Das ökumenische Friedensgebet in Rottenbauer findet jeden Montag (außer in den Ferien) von 19:00 bis 19:30 Uhr in der evangelischen Friedenskirche,  statt. Es wurde 2001 als Reaktion auf die Terroranschläge vom 11. September ins Leben gerufen. Hauptinitiator war Diakon Isack. Das Vorbereitungsteam wird auch von pax christi Mitgliedern der Gruppe Rottendorf getragen. 

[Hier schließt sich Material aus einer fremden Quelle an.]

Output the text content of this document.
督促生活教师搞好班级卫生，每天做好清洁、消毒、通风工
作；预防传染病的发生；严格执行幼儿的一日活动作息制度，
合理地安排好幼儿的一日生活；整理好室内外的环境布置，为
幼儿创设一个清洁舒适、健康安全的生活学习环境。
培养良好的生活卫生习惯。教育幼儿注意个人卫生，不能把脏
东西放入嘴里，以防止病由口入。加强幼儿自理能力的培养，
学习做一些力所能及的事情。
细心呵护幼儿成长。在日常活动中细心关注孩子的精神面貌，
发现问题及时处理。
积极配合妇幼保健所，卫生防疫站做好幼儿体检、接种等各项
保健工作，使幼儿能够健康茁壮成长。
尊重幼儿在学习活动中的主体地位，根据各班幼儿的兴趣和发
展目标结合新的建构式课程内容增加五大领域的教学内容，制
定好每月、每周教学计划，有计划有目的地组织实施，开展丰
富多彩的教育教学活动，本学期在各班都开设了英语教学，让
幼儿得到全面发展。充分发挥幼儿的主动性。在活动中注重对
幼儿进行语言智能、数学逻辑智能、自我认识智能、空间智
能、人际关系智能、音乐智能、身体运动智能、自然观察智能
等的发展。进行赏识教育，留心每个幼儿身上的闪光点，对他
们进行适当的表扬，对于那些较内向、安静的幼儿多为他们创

Nähere Informationen erhalten Sie bei Traudl Fiedler, Tel.: 09302/560 und unter http://www.friedenskirche-rottendorf.de/oekumenisches-friedensgebet/


Die nächsten Termine und Themen der Friedensgebete

Bitte Mund-/Nasenschutz mitbringen!

Montag, den 11.1..2021, 19 Uhr, evangelische Friedenskirche: Montagsgebet zum Thema „Für eine Kultur der Achtsamkeit“ - Weltfriedenstag

Montag, den 18.1.2021, 19 Uhr, evangelische Friedenskirche: Montagsgebet zum Thema „Bleibt in meiner Liebe …“ - Gebetswoche für die Einheit der Christen

Montag, den 25.1.2021, 19 Uhr, evangelische Friedenskirche: Montagsgebet zum Thema: Allmacht und Ohnmacht

Die Weihnachtstrucker der Johanniter waren auch in diesem Jahr in Banja Luka. Die bewährte Zusammenarbeit der ethnischen und religiösen Gemeinschaften, ein wichtiges Ziel der Friedensarbeit im interreligiösen und interkulturellen Friedensprojekt Mirna Luka, hat sich auch bei der diesjährigen Verteilung bewährt. Ajša Babacic schreibt:

All Ihr Lieben,

ich hoffe, ihr hattet schöne Feiertage. Zugleich möchte ich noch einmal für die viele Arbeit und große Hilfe danken. Für alle Organisationen, die in Banja Luka am Weihnachtstrucker-Projekt teilnehmen, ist dies eine sehr bedeutende Hilfe. Wir schätzen eure Anstrengung, trotz der Pandemie-Situation, den Menschen in unserem Land und anderen Ländern zu helfen, wirklich sehr.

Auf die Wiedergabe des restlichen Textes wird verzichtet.